KrishnaswamyLab / scprep

A collection of scripts and tools for loading, processing, and handling single cell data.
MIT License
72 stars 19 forks source link

Document sign change of EMD in `scprep.stats.differential_expression` #130

Closed CRISTIANJULIOCESAR closed 2 years ago

CRISTIANJULIOCESAR commented 2 years ago

@scottgigante-immunai

Hi i have this great heatmap using your function:

x=scprep.stats.differential_expression_by_cluster(EXP, cluster, measure='emd', direction='up', gene_names=None, n_jobs=-2) However, using EDM metric is a metric distances, I understand that it is a comparison of cluster by all clusters, but do not understand why there are positive and negative values on the heatmap because Earth distance mover of scypi is just a distances metric.

download2

For example i got something by cluster of ranked genes: {'0': emd rank MT-RNR2 5.668488 0 MT-ND4 5.305992 1 MT-CO2 4.492841 2 MT-CO1 4.006456 3 MT-CYB 3.903149 4 ... ... ... RP11-993B23.3 0.000000 23917 OTUD7A 0.000000 23918 DPY19L2 0.000000 23919 C10ORF67 0.000000 23920 RP13-228J13.6 0.000000 23921 ........ [23922 rows x 2 columns], '9': emd rank FTH1 2.317543 0 TFF1 1.485828 1 S100A9 1.229603 2 TPT1 1.152300 3 CSTB 1.137404 4 ... ... ... MT-CO1 -1.030647 23917 TUBA1B -1.052380 23918 MT-CO2 -1.165543 23919 MT-ND4 -1.378224 23920 MT-RNR2 -1.655259 23921

[23922 rows x 2 columns]}

Why do I have negative values? , other thing i do not understand the implication of the parameter "direction". Hope you can help me thank you.
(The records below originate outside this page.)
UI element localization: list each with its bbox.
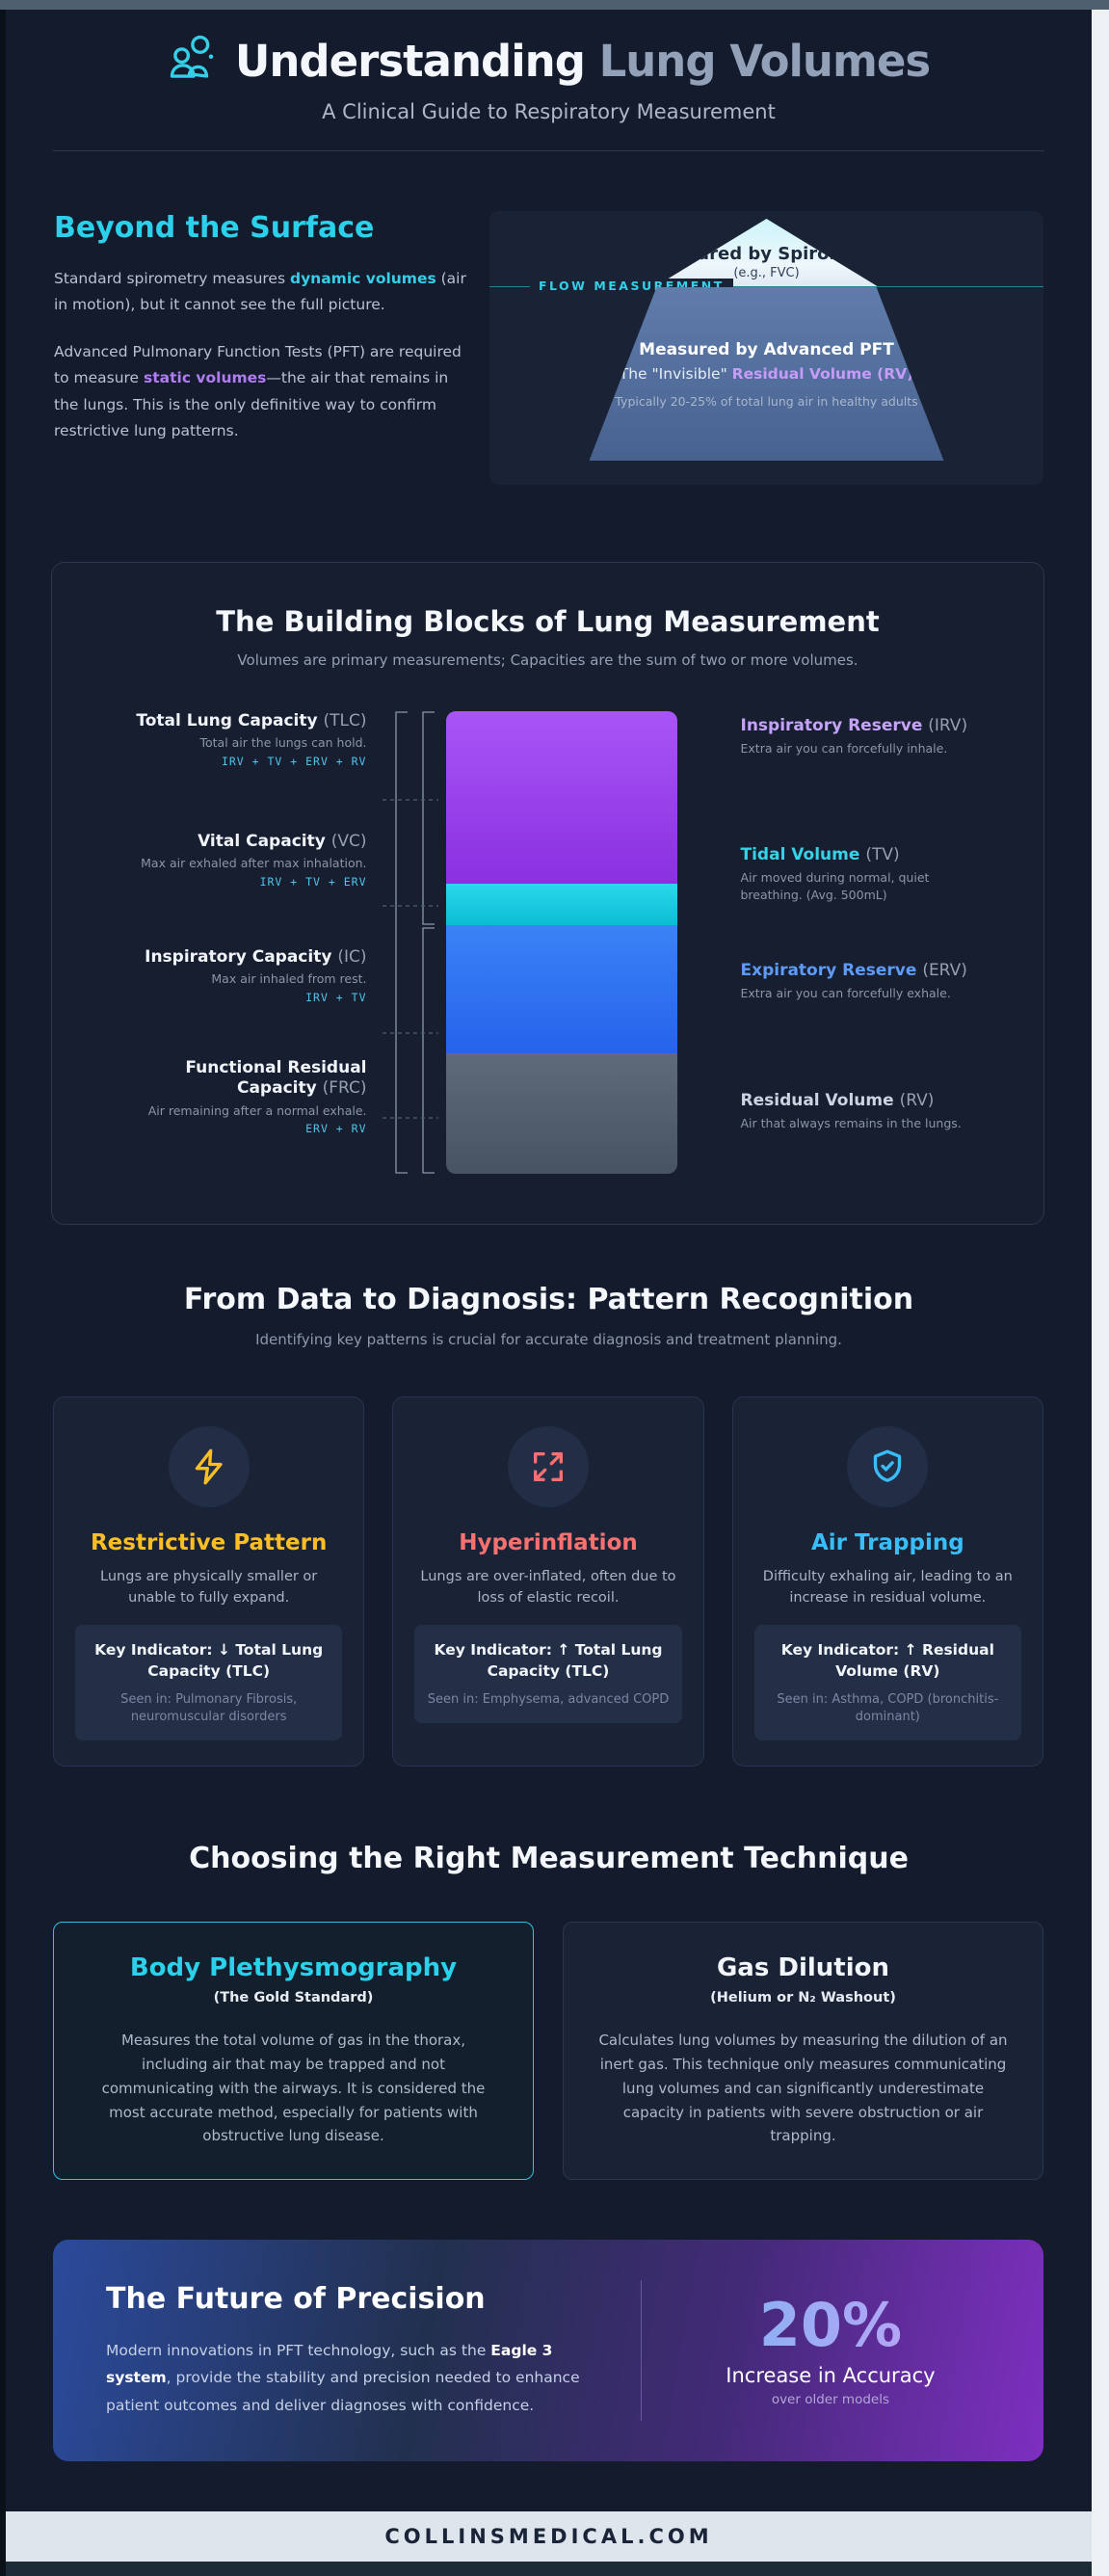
technique-card-body: Calculates lung volumes by measuring the… [598,2032,1008,2145]
technique-card-subtitle: (The Gold Standard) [213,1990,374,2006]
capacity-brackets [382,711,438,1174]
card-hyperinflation: Hyperinflation Lungs are over-inflated, … [392,1396,704,1767]
accuracy-stat: 20% Increase in Accuracy over older mode… [640,2280,990,2422]
capacity-label-vc: Vital Capacity (VC) Max air exhaled afte… [141,831,367,889]
pattern-card-desc: Lungs are physically smaller or unable t… [100,1569,318,1606]
volume-label-rv: Residual Volume (RV) Air that always rem… [740,1090,962,1130]
expand-arrows-icon [507,1426,589,1507]
blocks-title: The Building Blocks of Lung Measurement [216,605,880,638]
card-gas-dilution: Gas Dilution (Helium or N₂ Washout) Calc… [563,1922,1043,2181]
bar-segment-rv [445,1052,677,1174]
capacity-labels-column: Total Lung Capacity (TLC) Total air the … [115,711,367,1174]
flow-measurement-line [489,286,1043,287]
advanced-pft-trapezoid: Measured by Advanced PFT The "Invisible"… [589,287,944,461]
card-body-plethysmography: Body Plethysmography (The Gold Standard)… [53,1922,534,2181]
pattern-card-title: Restrictive Pattern [90,1530,328,1555]
page-bottom-edge [6,2562,1092,2576]
volume-label-erv: Expiratory Reserve (ERV) Extra air you c… [740,961,967,1001]
technique-card-body: Measures the total volume of gas in the … [101,2032,486,2145]
capacity-label-tlc: Total Lung Capacity (TLC) Total air the … [136,711,367,769]
technique-card-title: Gas Dilution [716,1953,890,1983]
website-url: COLLINSMEDICAL.COM [384,2525,713,2549]
stat-value: 20% [671,2294,990,2356]
iceberg-diagram: Measured by Spirometry (e.g., FVC) FLOW … [489,211,1043,485]
lung-volume-diagram: Total Lung Capacity (TLC) Total air the … [91,711,1005,1174]
volume-labels-column: Inspiratory Reserve (IRV) Extra air you … [741,711,982,1174]
footer: COLLINSMEDICAL.COM [6,2511,1092,2563]
stat-subtext: over older models [771,2392,890,2408]
card-air-trapping: Air Trapping Difficulty exhaling air, le… [731,1396,1043,1767]
capacity-label-frc: Functional Residual Capacity (FRC) Air r… [147,1058,367,1136]
patterns-title: From Data to Diagnosis: Pattern Recognit… [183,1283,914,1316]
key-indicator-box: Key Indicator: ↑ Residual Volume (RV) Se… [753,1625,1021,1741]
technique-cards: Body Plethysmography (The Gold Standard)… [53,1922,1043,2181]
volume-label-irv: Inspiratory Reserve (IRV) Extra air you … [740,715,968,757]
intro-paragraph-1: Standard spirometry measures dynamic vol… [54,270,466,314]
intro-paragraph-2: Advanced Pulmonary Function Tests (PFT) … [54,343,462,439]
spirometry-triangle: Measured by Spirometry (e.g., FVC) [655,219,878,286]
patterns-subtitle: Identifying key patterns is crucial for … [255,1331,842,1348]
infographic-page: Understanding Lung Volumes A Clinical Gu… [0,10,1092,2576]
lightning-icon [168,1426,250,1507]
pattern-card-desc: Lungs are over-inflated, often due to lo… [420,1569,676,1606]
card-restrictive-pattern: Restrictive Pattern Lungs are physically… [53,1396,365,1767]
intro-heading: Beyond the Surface [54,211,375,245]
bar-segment-erv [445,925,677,1053]
stacked-volume-bar [445,711,677,1174]
pattern-cards: Restrictive Pattern Lungs are physically… [53,1396,1043,1767]
building-blocks-panel: The Building Blocks of Lung Measurement … [51,562,1044,1225]
banner-title: The Future of Precision [106,2281,486,2316]
lungs-logo-icon [168,33,220,89]
banner-body: Modern innovations in PFT technology, su… [106,2341,580,2414]
header-divider [53,150,1044,151]
header: Understanding Lung Volumes A Clinical Gu… [6,10,1092,151]
scrollbar[interactable] [1092,10,1109,2576]
capacity-label-ic: Inspiratory Capacity (IC) Max air inhale… [145,946,367,1004]
technique-card-title: Body Plethysmography [129,1953,458,1983]
page-title: Understanding Lung Volumes [234,35,931,87]
techniques-title: Choosing the Right Measurement Technique [189,1842,909,1876]
volume-label-tv: Tidal Volume (TV) Air moved during norma… [740,845,930,902]
technique-card-subtitle: (Helium or N₂ Washout) [710,1990,896,2006]
browser-chrome-edge [0,0,1109,10]
bar-segment-tv [445,884,677,926]
shield-check-icon [847,1426,929,1507]
page-subtitle: A Clinical Guide to Respiratory Measurem… [322,100,776,123]
blocks-subtitle: Volumes are primary measurements; Capaci… [237,651,858,669]
pattern-card-desc: Difficulty exhaling air, leading to an i… [762,1569,1013,1606]
key-indicator-box: Key Indicator: ↑ Total Lung Capacity (TL… [414,1625,682,1724]
key-indicator-box: Key Indicator: ↓ Total Lung Capacity (TL… [75,1625,343,1741]
pattern-card-title: Air Trapping [810,1530,964,1555]
future-banner: The Future of Precision Modern innovatio… [53,2240,1043,2462]
stat-label: Increase in Accuracy [726,2364,936,2388]
bar-segment-irv [445,711,677,885]
pattern-card-title: Hyperinflation [459,1530,638,1555]
intro-section: Beyond the Surface Standard spirometry m… [54,211,1043,485]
For example if i apply just EDM it is not posible to get negative values of EDM

from scipy.stats import wasserstein_distance

c1 = exp_diff[exp_diff['clusters'] == "9"]['MT-ND4'] 
c2 = exp_diff[exp_diff['clusters'] == "0"]['MT-ND4'] 
wasserstein_distance(c1,c2)

""
or
""
from scipy.stats import wasserstein_distance

c1 = exp_diff[exp_diff['clusters'] == "1"]['MT-ND4'] 
c2 = exp_diff[exp_diff['clusters'] == "0"]['MT-ND4'].append(exp_diff[exp_diff['clusters'] == "2"]['MT-ND4']) 
wasserstein_distance(c1,c2)
scottgigante-immunai commented 2 years ago

Hi @CRISTIANJULIOCESAR , the EMD is multiplied by the sign of the difference to denote the overall direction of the shift. If you want the genes ranked by the absolute value, you can use direction='both'.

CRISTIANJULIOCESAR commented 2 years ago

Thanks @scottgigante that solves my questions.

scottgigante commented 2 years ago

I'll leave this open until I document this properly. Thanks for reporting!